На горе Небесный Феникс часто шел дождь. Можно сказать, из каждых трех дней два были дождливыми. Ливни или грозы случались редко, в основном то был мелкий, унылый, нудный дождик, который, казалось, никогда не кончится. Очертания пиков и скал вокруг нашей хижины на сваях расплывались в густом сером тумане, и этот почти ирреальный пейзаж ввергал нас в глухую тоску, тем более что в хижине нашей царила постоянная сырость, все покрывалось плесенью, и бороться с ней было бессмысленно. Жить в этой хижине было все равно что жить в пещере, а может, и хуже.

Иногда по ночам Лю не мог заснуть. Тогда он вставал, зажигал керосиновую лампу и лез под топчан, шарил там в темноте окурки, которые когда-то туда бросил. А вылезши оттуда, усаживался, поджав ноги, на топчане, раскладывал собранные окурки на листке бумаги (иногда это оказывалось драгоценное письмо от родителей) и сушил их на огне керосиновой лампы. После чего высушенные окурки препарировал и с тщательностью часовщика собирал все до единой крошки табака. Сворачивал самокрутку, прикуривал и гасил лампу. Он сидел, курил в темноте, вслушиваясь в молчание ночи, нарушаемое хрюканьем свиньи, которая под нами разрывала пятачком навозную кучу.

Случалось, дождь затягивался надолго, и Лю мучался от отсутствия курева. Как-то раз он разбудил меня среди ночи.

— Я не нашел ни одного охнарика ни под топчаном, ни по углам.

— И что же?

— У меня депрессия, — сообщил он. — Может, сыграешь мне на скрипке?

Я не стал отказываться. Еще не до конца проснувшись, я играл и вдруг неожиданно подумал о наших родителях, о его и моих: вот если бы пульмонолог или великий дантист, совершивший столько разнообразных подвигов, могли увидеть нашу ночную хижину в зыбком свете керосиновой

лампы, если бы могли услышать звуки моей скрипки, аккомпанементом которым служит хрюканье свиньи… Но тут никого не было. Даже деревенские не могли меня слышать. Ближайший дом находился от нас метрах в ста, не меньше.

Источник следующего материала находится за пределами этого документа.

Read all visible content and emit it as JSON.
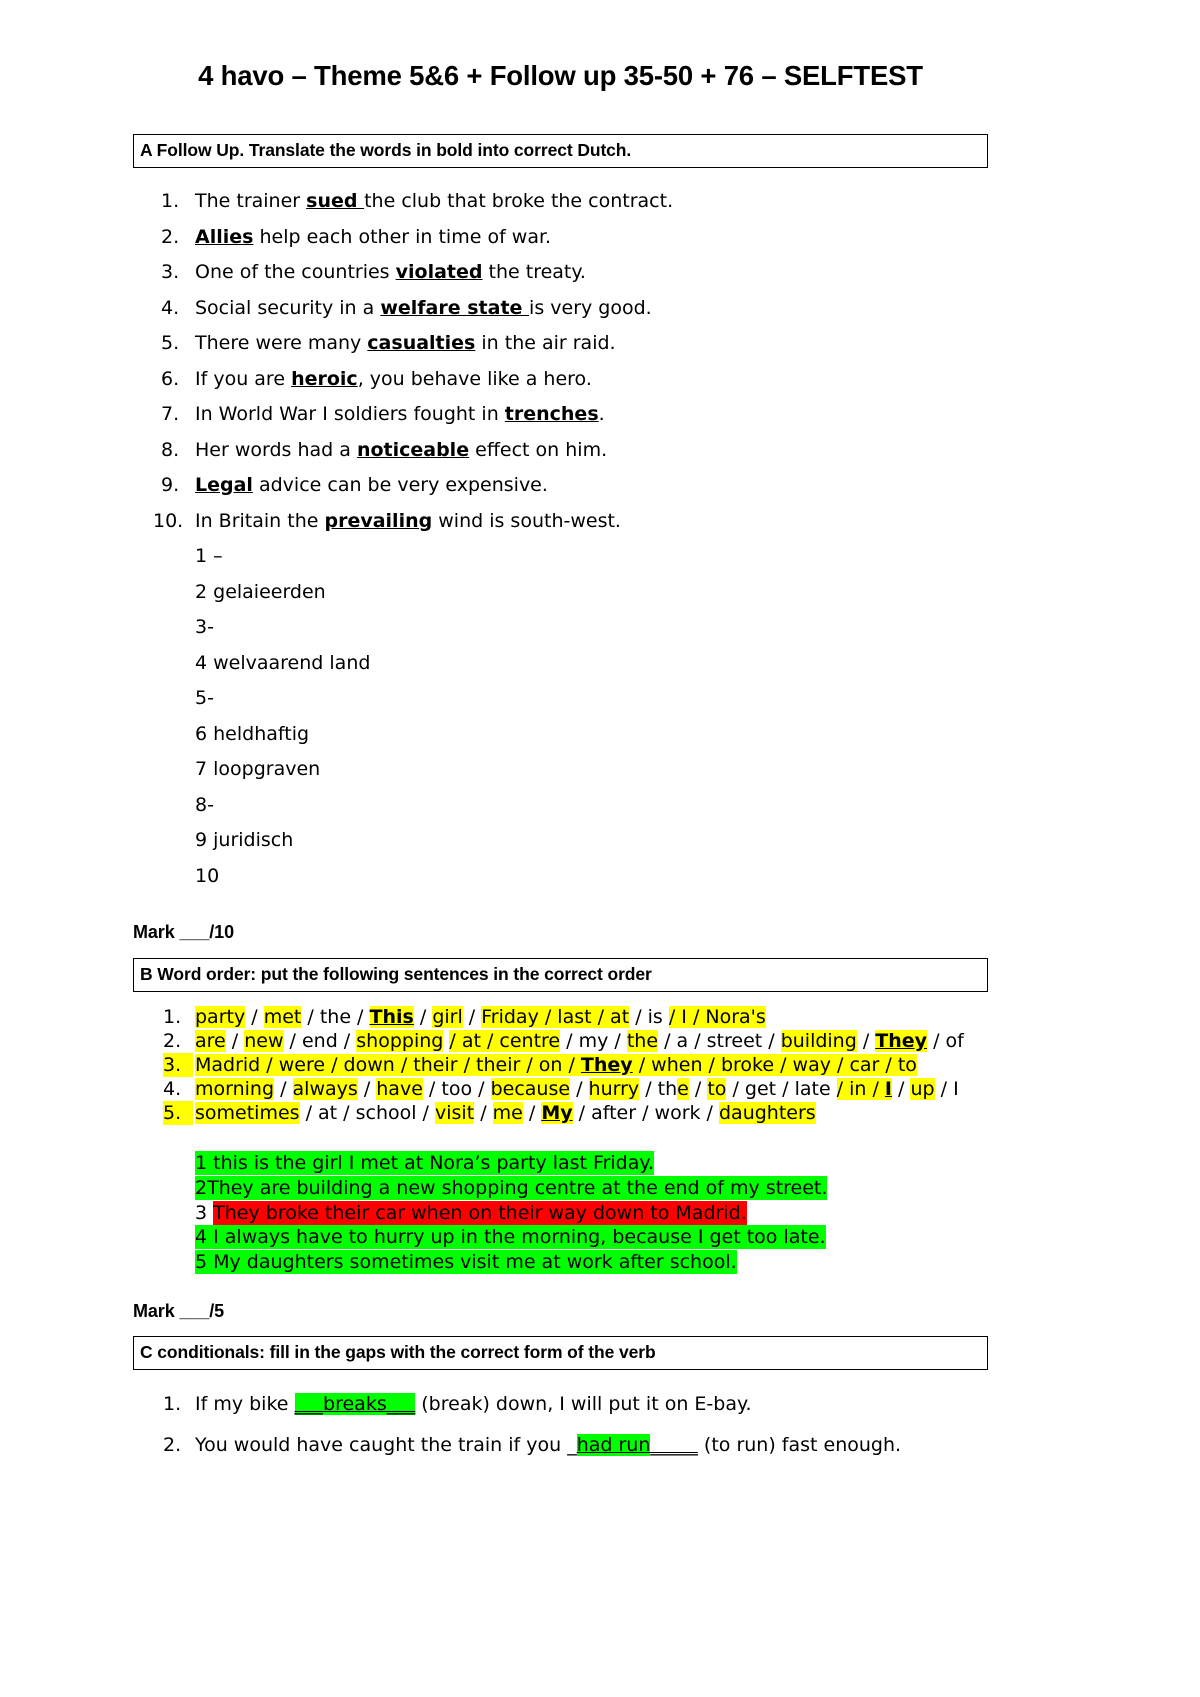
{
  "document": {
    "title": "4 havo – Theme 5&6 + Follow up 35-50 + 76 – SELFTEST"
  },
  "colors": {
    "highlight_yellow": "#ffff00",
    "highlight_green": "#00ff00",
    "highlight_red": "#ff0000",
    "text": "#000000",
    "page": "#ffffff"
  },
  "section_a": {
    "heading": "A Follow Up. Translate the words in bold into correct Dutch.",
    "items": [
      {
        "num": "1.",
        "pre": "The trainer ",
        "bold": "sued ",
        "post": "the club that broke the contract."
      },
      {
        "num": "2.",
        "pre": "",
        "bold": "Allies",
        "post": " help each other in time of war."
      },
      {
        "num": "3.",
        "pre": "One of the countries ",
        "bold": "violated",
        "post": " the treaty."
      },
      {
        "num": "4.",
        "pre": "Social security in a ",
        "bold": "welfare state ",
        "post": " is very good."
      },
      {
        "num": "5.",
        "pre": "There were many ",
        "bold": "casualties",
        "post": " in the air raid."
      },
      {
        "num": "6.",
        "pre": "If you are ",
        "bold": "heroic",
        "post": ", you behave like a hero."
      },
      {
        "num": "7.",
        "pre": "In World War I soldiers fought in ",
        "bold": "trenches",
        "post": "."
      },
      {
        "num": "8.",
        "pre": "Her words had a ",
        "bold": "noticeable",
        "post": " effect on him."
      },
      {
        "num": "9.",
        "pre": "",
        "bold": "Legal",
        "post": " advice can be very expensive."
      },
      {
        "num": "10.",
        "pre": "In Britain the ",
        "bold": "prevailing",
        "post": " wind is south-west."
      }
    ],
    "answers": [
      "1 –",
      "2  gelaieerden",
      "3-",
      "4 welvaarend land",
      "5-",
      "6 heldhaftig",
      "7 loopgraven",
      "8-",
      "9 juridisch",
      "10"
    ],
    "mark": "Mark ___/10"
  },
  "section_b": {
    "heading": "B Word order: put the following sentences in the correct order",
    "items": [
      {
        "num": "1.",
        "segments": [
          {
            "text": "party",
            "hl": "yellow"
          },
          {
            "text": " / ",
            "hl": "none"
          },
          {
            "text": "met",
            "hl": "yellow"
          },
          {
            "text": " / the / ",
            "hl": "none"
          },
          {
            "text": "This",
            "hl": "yellow",
            "style": "bold-underline"
          },
          {
            "text": " / ",
            "hl": "none"
          },
          {
            "text": "girl",
            "hl": "yellow"
          },
          {
            "text": " / ",
            "hl": "none"
          },
          {
            "text": "Friday / last / at",
            "hl": "yellow"
          },
          {
            "text": " / is ",
            "hl": "none"
          },
          {
            "text": "/ I / ",
            "hl": "yellow"
          },
          {
            "text": "Nora's",
            "hl": "yellow"
          }
        ]
      },
      {
        "num": "2.",
        "segments": [
          {
            "text": "are",
            "hl": "yellow"
          },
          {
            "text": " / ",
            "hl": "none"
          },
          {
            "text": "new",
            "hl": "yellow"
          },
          {
            "text": " / end / ",
            "hl": "none"
          },
          {
            "text": "shopping",
            "hl": "yellow"
          },
          {
            "text": " ",
            "hl": "none"
          },
          {
            "text": "/ at / centre",
            "hl": "yellow"
          },
          {
            "text": " / my / ",
            "hl": "none"
          },
          {
            "text": "the",
            "hl": "yellow"
          },
          {
            "text": " / a / street / ",
            "hl": "none"
          },
          {
            "text": "building",
            "hl": "yellow"
          },
          {
            "text": " / ",
            "hl": "none"
          },
          {
            "text": "They",
            "hl": "yellow",
            "style": "bold-underline"
          },
          {
            "text": " / of",
            "hl": "none"
          }
        ]
      },
      {
        "num": "3.",
        "full_highlight": "yellow",
        "segments": [
          {
            "text": "Madrid / were / down / their / their / on / ",
            "hl": "yellow"
          },
          {
            "text": "They",
            "hl": "yellow",
            "style": "bold-underline"
          },
          {
            "text": " / when / broke / way / car / to",
            "hl": "yellow"
          }
        ]
      },
      {
        "num": "4.",
        "segments": [
          {
            "text": "morning",
            "hl": "yellow"
          },
          {
            "text": " / ",
            "hl": "none"
          },
          {
            "text": "always",
            "hl": "yellow"
          },
          {
            "text": " / ",
            "hl": "none"
          },
          {
            "text": "have",
            "hl": "yellow"
          },
          {
            "text": " / too / ",
            "hl": "none"
          },
          {
            "text": "because",
            "hl": "yellow"
          },
          {
            "text": " / ",
            "hl": "none"
          },
          {
            "text": "hurry",
            "hl": "yellow"
          },
          {
            "text": " / th",
            "hl": "none"
          },
          {
            "text": "e",
            "hl": "yellow"
          },
          {
            "text": " / ",
            "hl": "none"
          },
          {
            "text": "to",
            "hl": "yellow"
          },
          {
            "text": " / get / late ",
            "hl": "none"
          },
          {
            "text": "/ in / ",
            "hl": "yellow"
          },
          {
            "text": "I",
            "hl": "yellow",
            "style": "bold-underline"
          },
          {
            "text": " / ",
            "hl": "none"
          },
          {
            "text": "up",
            "hl": "yellow"
          },
          {
            "text": " / I",
            "hl": "none"
          }
        ]
      },
      {
        "num": "5.",
        "segments": [
          {
            "text": "sometimes",
            "hl": "yellow"
          },
          {
            "text": " / at / school / ",
            "hl": "none"
          },
          {
            "text": "visit",
            "hl": "yellow"
          },
          {
            "text": " / ",
            "hl": "none"
          },
          {
            "text": "me",
            "hl": "yellow"
          },
          {
            "text": " / ",
            "hl": "none"
          },
          {
            "text": "My",
            "hl": "yellow",
            "style": "bold-underline"
          },
          {
            "text": " / after / work / ",
            "hl": "none"
          },
          {
            "text": "daughters",
            "hl": "yellow"
          }
        ]
      }
    ],
    "answers": [
      {
        "text": "1 this is the girl I met at Nora’s party last Friday.",
        "hl": "green"
      },
      {
        "text": "2They are building a new shopping centre at the end of my street.",
        "hl": "green"
      },
      {
        "prefix": "3 ",
        "text": "They broke their car when on their way down to Madrid.",
        "hl": "red"
      },
      {
        "text": "4 I always have to hurry up in the morning, because I get too late.",
        "hl": "green"
      },
      {
        "text": "5 My daughters sometimes visit me at work after school.",
        "hl": "green"
      }
    ],
    "mark": "Mark ___/5"
  },
  "section_c": {
    "heading": "C conditionals: fill in the gaps with the correct form of the verb",
    "items": [
      {
        "num": "1.",
        "pre": "If my bike ",
        "gap_lead": "___",
        "gap_answer": "breaks",
        "gap_trail": "___",
        "post": " (break) down, I will put it on E-bay."
      },
      {
        "num": "2.",
        "pre": "You would have caught the train if you _",
        "gap_lead": "",
        "gap_answer": "had run",
        "gap_trail": "_____",
        "post": " (to run) fast enough."
      }
    ]
  }
}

А за стенами лил дождь. Но это был не тот привычный моросящий дождь, а внезапно налетевший затяжной ливень, и его струи барабанили по дранкам крыши. Несомненно, это еще больше усиливало мрачность Лю. Ведь мы были обречены оставаться здесь на перевоспитании до скончания века. Как правило, если верить официальным партийным газетам, у молодого горожанина, происходящего из нормальной семьи рабочих или революционных интеллигентов, был стопроцентный шанс (в том случае, разумеется, если он не натворит никаких глупостей) пройти процесс перевоспитания за два года и возвратиться к себе домой в родной город. Но для детей, чьи родители оказались зачисленными во враги народа, возможность вырваться из деревни была минимальной, равной примерно трем тысячным. Если основываться на математике, положение наше было безнадежным. Нам маячила светлая перспектива постареть, облысеть в этой хижине на сваях, здесь же окочуриться и быть похороненными в белом саване по местному обычаю на здешнем кладбище. Честно сказать, было отчего впасть в депрессию и бессонницу.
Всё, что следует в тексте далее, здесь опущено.